Question

In Exercises 25-28, show that the given signal is a solution of the difference equation. Then find the general solution of that difference equation.

\({y_k} = {\bf{2}} - {\bf{2}}k\); \({y_{k + {\bf{2}}}} - \frac{{\bf{9}}}{{\bf{2}}}{y_{k + {\bf{1}}}} + {\bf{2}}{y_k} = {\bf{2}} + {\bf{3}}k\)

Short answer

The given signal is the solution of the difference equation, and the general solution of the difference equation is \(y = {c_1}{\left( {\frac{1}{2}} \right)^k} + {c_2}{\left( 4 \right)^k} + \left( {2 - 2k} \right)\).

Step-by-step solution

Substitute \({\bf{1}} + k\) for \({y_k}\) in the difference equation

Use \({y_k} = {k^2}\) in the difference equation.

\(\begin{aligned} {y_{k + 2}} - \frac{9}{2}{y_{k + 1}} + 2{y_k} &= \left( {2 - 2\left( {k + 2} \right)} \right) - \frac{9}{2}\left( {2 - 2\left( {k + 1} \right)} \right) + 2\left( {2 - 2k} \right)\\ &= - 2k - 2 - 9 + 9k + 9 + 4 - 4k\\ &= 3k + 2\end{aligned}\)

So, the signal \({y_k} = 2 - 2k\) is the solution of the given difference equation.

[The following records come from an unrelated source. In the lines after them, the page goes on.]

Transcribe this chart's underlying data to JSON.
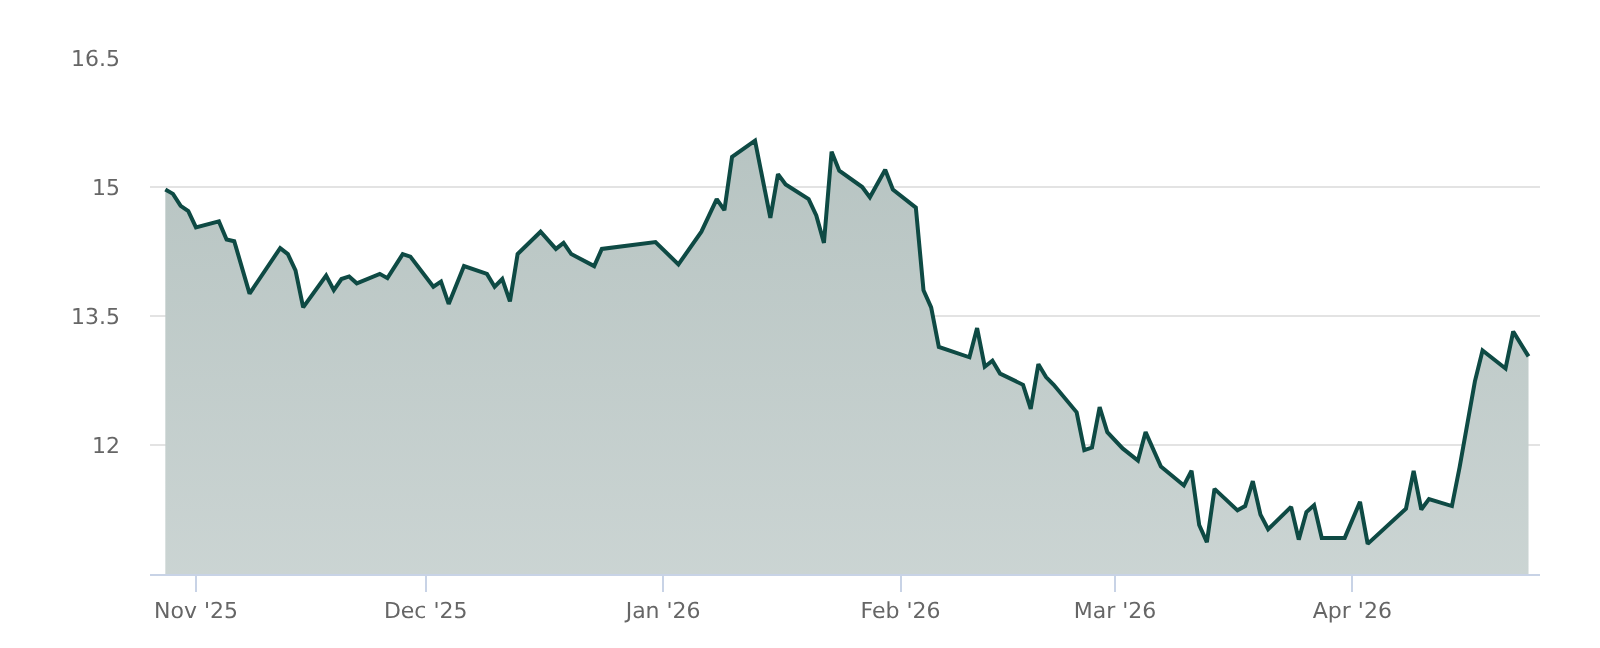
{
  "chart_data": {
    "type": "area",
    "grid": "y",
    "marker": "none",
    "line_style": "solid",
    "x": [
      "2025-10-28",
      "2025-10-29",
      "2025-10-30",
      "2025-10-31",
      "2025-11-01",
      "2025-11-04",
      "2025-11-05",
      "2025-11-06",
      "2025-11-08",
      "2025-11-12",
      "2025-11-13",
      "2025-11-14",
      "2025-11-15",
      "2025-11-18",
      "2025-11-19",
      "2025-11-20",
      "2025-11-21",
      "2025-11-22",
      "2025-11-25",
      "2025-11-26",
      "2025-11-28",
      "2025-11-29",
      "2025-12-02",
      "2025-12-03",
      "2025-12-04",
      "2025-12-06",
      "2025-12-09",
      "2025-12-10",
      "2025-12-11",
      "2025-12-12",
      "2025-12-13",
      "2025-12-16",
      "2025-12-18",
      "2025-12-19",
      "2025-12-20",
      "2025-12-23",
      "2025-12-24",
      "2025-12-31",
      "2026-01-03",
      "2026-01-06",
      "2026-01-08",
      "2026-01-09",
      "2026-01-10",
      "2026-01-13",
      "2026-01-15",
      "2026-01-16",
      "2026-01-17",
      "2026-01-20",
      "2026-01-21",
      "2026-01-22",
      "2026-01-23",
      "2026-01-24",
      "2026-01-27",
      "2026-01-28",
      "2026-01-30",
      "2026-01-31",
      "2026-02-03",
      "2026-02-04",
      "2026-02-05",
      "2026-02-06",
      "2026-02-10",
      "2026-02-11",
      "2026-02-12",
      "2026-02-13",
      "2026-02-14",
      "2026-02-17",
      "2026-02-18",
      "2026-02-19",
      "2026-02-20",
      "2026-02-21",
      "2026-02-24",
      "2026-02-25",
      "2026-02-26",
      "2026-02-27",
      "2026-02-28",
      "2026-03-02",
      "2026-03-04",
      "2026-03-05",
      "2026-03-07",
      "2026-03-10",
      "2026-03-11",
      "2026-03-12",
      "2026-03-13",
      "2026-03-14",
      "2026-03-17",
      "2026-03-18",
      "2026-03-19",
      "2026-03-20",
      "2026-03-21",
      "2026-03-24",
      "2026-03-25",
      "2026-03-26",
      "2026-03-27",
      "2026-03-28",
      "2026-03-31",
      "2026-04-02",
      "2026-04-03",
      "2026-04-08",
      "2026-04-09",
      "2026-04-10",
      "2026-04-11",
      "2026-04-14",
      "2026-04-15",
      "2026-04-17",
      "2026-04-18",
      "2026-04-21",
      "2026-04-22",
      "2026-04-24"
    ],
    "series": [
      {
        "color": "#0e4a44",
        "values": [
          14.97,
          14.92,
          14.78,
          14.72,
          14.53,
          14.6,
          14.39,
          14.37,
          13.76,
          14.29,
          14.22,
          14.03,
          13.6,
          13.97,
          13.8,
          13.93,
          13.96,
          13.88,
          13.99,
          13.94,
          14.22,
          14.19,
          13.84,
          13.9,
          13.64,
          14.08,
          13.99,
          13.84,
          13.93,
          13.67,
          14.22,
          14.48,
          14.28,
          14.35,
          14.22,
          14.08,
          14.28,
          14.36,
          14.1,
          14.48,
          14.86,
          14.73,
          15.35,
          15.54,
          14.64,
          15.15,
          15.03,
          14.86,
          14.67,
          14.35,
          15.41,
          15.19,
          15.0,
          14.88,
          15.2,
          14.97,
          14.76,
          13.8,
          13.6,
          13.14,
          13.02,
          13.36,
          12.91,
          12.98,
          12.83,
          12.7,
          12.42,
          12.94,
          12.79,
          12.7,
          12.38,
          11.94,
          11.97,
          12.44,
          12.15,
          11.96,
          11.82,
          12.15,
          11.75,
          11.53,
          11.7,
          11.07,
          10.87,
          11.49,
          11.24,
          11.29,
          11.58,
          11.19,
          11.02,
          11.28,
          10.9,
          11.22,
          11.3,
          10.92,
          10.92,
          11.34,
          10.85,
          11.26,
          11.7,
          11.25,
          11.37,
          11.29,
          11.74,
          12.74,
          13.1,
          12.89,
          13.32,
          13.03
        ]
      }
    ],
    "xlim": [
      "2025-10-26",
      "2026-04-25T12:00"
    ],
    "xticks": [
      {
        "value": "2025-11-01",
        "label": "Nov '25"
      },
      {
        "value": "2025-12-01",
        "label": "Dec '25"
      },
      {
        "value": "2026-01-01",
        "label": "Jan '26"
      },
      {
        "value": "2026-02-01",
        "label": "Feb '26"
      },
      {
        "value": "2026-03-01",
        "label": "Mar '26"
      },
      {
        "value": "2026-04-01",
        "label": "Apr '26"
      }
    ],
    "ylim": [
      10.5,
      16.5
    ],
    "yticks": [
      12,
      13.5,
      15,
      16.5
    ]
  }
}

Solve the auxiliary equation for the difference equation

The auxiliary equation for the difference equation \({y_{k + 2}} - \frac{9}{2}{y_{k + 1}} + 2{y_k} = 2 + 3k\) is obtained below:

\(\begin{aligned} {r^{k + 2}} - \frac{9}{2}{r^{k + 1}} + 2{r^k} = 0\\{r^k}\left( {{r^2} - \frac{9}{2}r + 2} \right) &= 0\\2{r^2} - 9r + 4 &= 0\\2{r^2} - 8r - r + 4 &= 0\\\left( {2r - 1} \right)\left( {r - 4} \right) &= 0\\r &= \frac{1}{2},\,4\end{aligned}\)

So, the general solutions of the auxiliary set are \({\frac{1}{2}^k}\) and \({4^k}\).

Find the general solution

The general solution of the difference equation is

\(y = {c_1}{\left( {\frac{1}{2}} \right)^k} + {c_2}{\left( 4 \right)^k} + \left( {2 - 2k} \right)\).

So, the given signal is the solution of the difference equation, and the general solution of the difference equation is \(y = {c_1}{\left( {\frac{1}{2}} \right)^k} + {c_2}{\left( 4 \right)^k} + \left( {2 - 2k} \right)\).